Bush Thoughts: “Why wasn’t I invited to his wedding?!”

– FOX News doesn’t even want Trump to be President. For the other nine candidates, the focus was on the issues, but each time it was Trump’s turn to speak, FOX superstar Megyn Kelly (I think she won the debate) threw facts on top of the questions to show viewers just how awful Trump is. In the first three minutes, she pointed out his misogynistic tendencies–“You’ve called women fat pigs, dogs, slobs, disgusting animals,” she said to Trump. His response: “Only Rosie O’Donnell.” THAT was by far the worst comment of the night. It had nothing to do with the election, nothing to do with the issues. It was Trump, once again putting himself front and center and showing the world that yes, he is in fact a horrible person. If elected, he’d guarantee to make his own personal problems his main concern, starting with insulting the women he dislikes. Is that really what we want? Absolutely not. (Side note: Rosie, you did not deserve that low blow. Keep your head up, the majority knows that that statement was rude, crude, and absolutely wrong.).

Relationship Goals.

Relationship Goals.

Luckily, after two hours of watching Cleveland burn, we were granted with part two of evening–the finale of The Daily Show with Jon Stewart. I don’t have much to say as of yet, but it was the high note I needed to wash the taste of GOP morons out of my mouth before bed. My thoughts:

– It was all about the crew. I loved that Jon, who for the last 16 years has been the face of The Daily Show, made his last night about the people who helped make the show great. Really heartwarming, and made me want to quit my job and stand outside of the studio with my resume.
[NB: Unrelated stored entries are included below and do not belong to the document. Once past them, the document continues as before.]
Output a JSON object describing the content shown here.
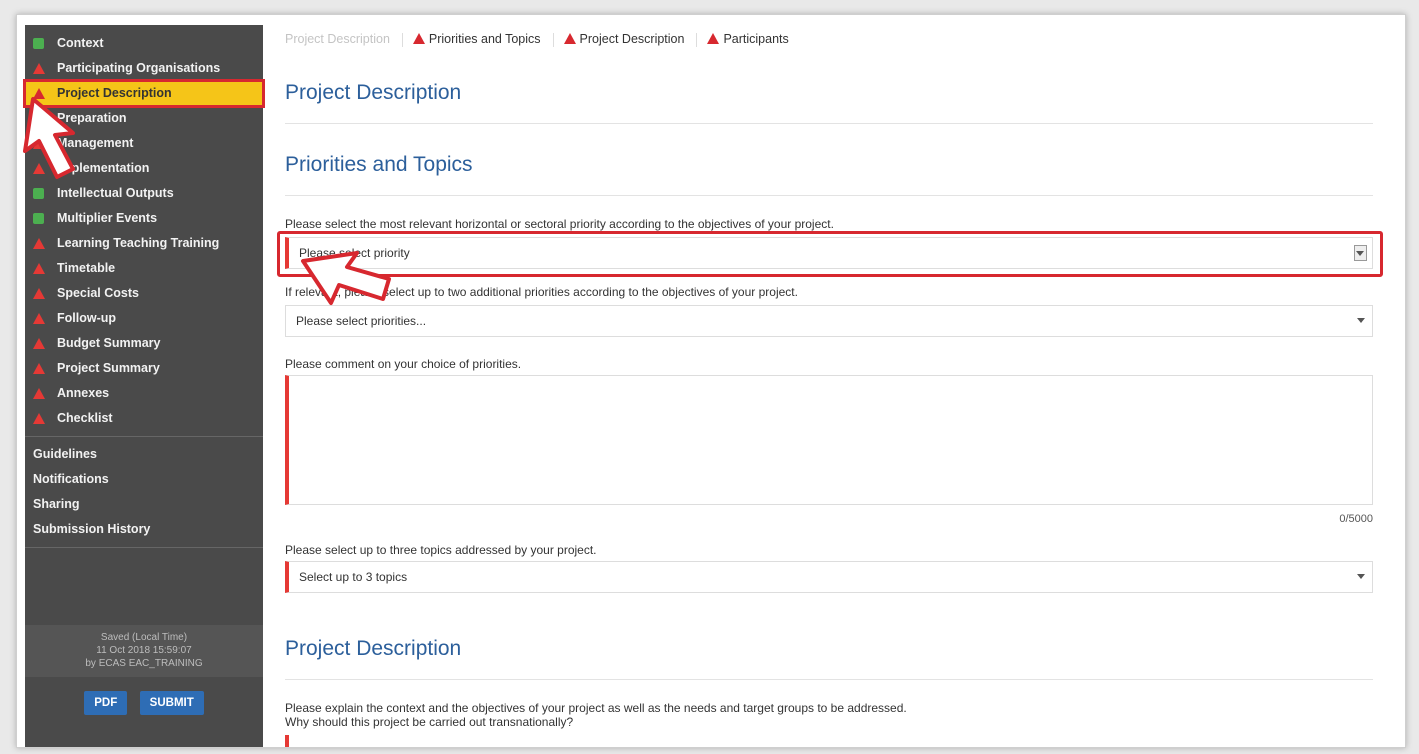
{
  "sidebar": {
    "items": [
      {
        "label": "Context",
        "status": "ok"
      },
      {
        "label": "Participating Organisations",
        "status": "warning"
      },
      {
        "label": "Project Description",
        "status": "warning",
        "active": true
      },
      {
        "label": "Preparation",
        "status": "warning"
      },
      {
        "label": "Management",
        "status": "warning"
      },
      {
        "label": "Implementation",
        "status": "warning"
      },
      {
        "label": "Intellectual Outputs",
        "status": "ok"
      },
      {
        "label": "Multiplier Events",
        "status": "ok"
      },
      {
        "label": "Learning Teaching Training",
        "status": "warning"
      },
      {
        "label": "Timetable",
        "status": "warning"
      },
      {
        "label": "Special Costs",
        "status": "warning"
      },
      {
        "label": "Follow-up",
        "status": "warning"
      },
      {
        "label": "Budget Summary",
        "status": "warning"
      },
      {
        "label": "Project Summary",
        "status": "warning"
      },
      {
        "label": "Annexes",
        "status": "warning"
      },
      {
        "label": "Checklist",
        "status": "warning"
      }
    ],
    "links": [
      "Guidelines",
      "Notifications",
      "Sharing",
      "Submission History"
    ],
    "saved": {
      "line1": "Saved (Local Time)",
      "line2": "11 Oct 2018 15:59:07",
      "line3": "by ECAS EAC_TRAINING"
    },
    "buttons": {
      "pdf": "PDF",
      "submit": "SUBMIT"
    }
  },
  "breadcrumb": {
    "items": [
      {
        "label": "Project Description",
        "faded": true,
        "warning": false
      },
      {
        "label": "Priorities and Topics",
        "faded": false,
        "warning": true
      },
      {
        "label": "Project Description",
        "faded": false,
        "warning": true
      },
      {
        "label": "Participants",
        "faded": false,
        "warning": true
      }
    ]
  },
  "main": {
    "title": "Project Description",
    "priorities_heading": "Priorities and Topics",
    "priority_label": "Please select the most relevant horizontal or sectoral priority according to the objectives of your project.",
    "priority_placeholder": "Please select priority",
    "additional_label": "If relevant, please select up to two additional priorities according to the objectives of your project.",
    "additional_placeholder": "Please select priorities...",
    "comment_label": "Please comment on your choice of priorities.",
    "comment_counter": "0/5000",
    "topics_label": "Please select up to three topics addressed by your project.",
    "topics_placeholder": "Select up to 3 topics",
    "desc_heading": "Project Description",
    "desc_label_1": "Please explain the context and the objectives of your project as well as the needs and target groups to be addressed.",
    "desc_label_2": "Why should this project be carried out transnationally?"
  },
  "colors": {
    "sidebar_bg": "#4a4a4a",
    "active_bg": "#f5c518",
    "highlight": "#d7282f",
    "heading": "#2c5f9b",
    "button": "#2e6db5"
  }
}
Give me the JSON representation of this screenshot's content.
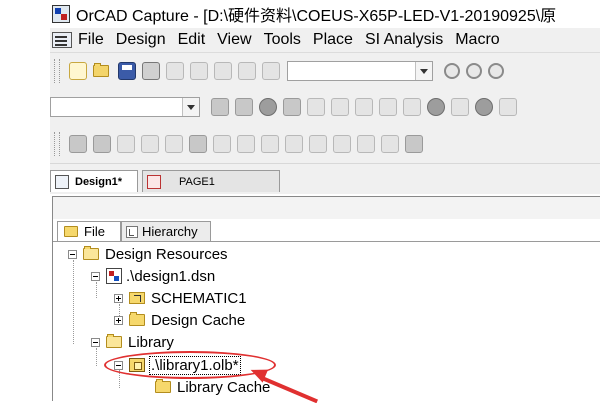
{
  "window": {
    "title": "OrCAD Capture - [D:\\硬件资料\\COEUS-X65P-LED-V1-20190925\\原"
  },
  "menu": {
    "items": [
      "File",
      "Design",
      "Edit",
      "View",
      "Tools",
      "Place",
      "SI Analysis",
      "Macro"
    ]
  },
  "toolbar1": {
    "icons": [
      "new-icon",
      "open-icon",
      "save-icon",
      "print-icon",
      "cut-icon",
      "copy-icon",
      "paste-icon",
      "undo-icon",
      "redo-icon",
      "zoom-in-icon",
      "zoom-out-icon",
      "zoom-area-icon"
    ],
    "search_value": ""
  },
  "toolbar2": {
    "combo_value": "",
    "icons": [
      "design-rules-icon",
      "netlist-icon",
      "run-icon",
      "annotate-icon",
      "probe-icon",
      "probe-multi-icon",
      "voltage-probe-icon",
      "current-probe-icon",
      "power-probe-icon",
      "marker-v-icon",
      "marker-i-icon",
      "marker-p-icon"
    ]
  },
  "toolbar3": {
    "icons": [
      "part-icon",
      "wire-icon",
      "net-alias-icon",
      "bus-icon",
      "junction-icon",
      "bus-entry-icon",
      "power-icon",
      "ground-icon",
      "off-page-icon",
      "hier-block-icon",
      "hier-port-icon",
      "hier-pin-icon",
      "no-connect-icon",
      "text-icon",
      "table-icon"
    ]
  },
  "doc_tabs": [
    {
      "label": "Design1*",
      "active": true
    },
    {
      "label": "PAGE1",
      "active": false
    }
  ],
  "project_tabs": [
    {
      "label": "File",
      "active": true
    },
    {
      "label": "Hierarchy",
      "active": false
    }
  ],
  "tree": {
    "design_resources": "Design Resources",
    "design_file": ".\\design1.dsn",
    "schematic": "SCHEMATIC1",
    "design_cache": "Design Cache",
    "library": "Library",
    "library_file": ".\\library1.olb*",
    "library_cache": "Library Cache"
  },
  "annotation": {
    "color": "#e03030"
  }
}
– Stephen Colbert. In typical Colbert fashion, his entire speech was touching, with a dash of hilarity. The whole Lord of the Rings analogy had nerds like me cry consecutive happy/sad tears, but after his bit about Frodo (Jon) leading the way, he said what we all needed to say: Thank you, Jon. Colbert wouldn’t have his job without Jon Stewart. Steve Carrell, John Oliver, so many great comedians went on to amazing things because The Daily Show gave them a chance. (Sorry, I need to wipe my eyes again).

– Jon Stewart changed the news. Yes, The Daily Show was meant to be satire, but it turned into a reliable and entertaining phenomenon, which, through the years of jokes, gave us insight into the truth. And it gave us a personality that made us come back night after night. So thank you, Jon Stewart, for 16 glorious years. I can’t wait to see what you do next.

BONUS ROUND: In case you missed it, my girl Kimmy K. gave us a gift last night. This glorious selfie that says ‘Yes, I support Hillary.”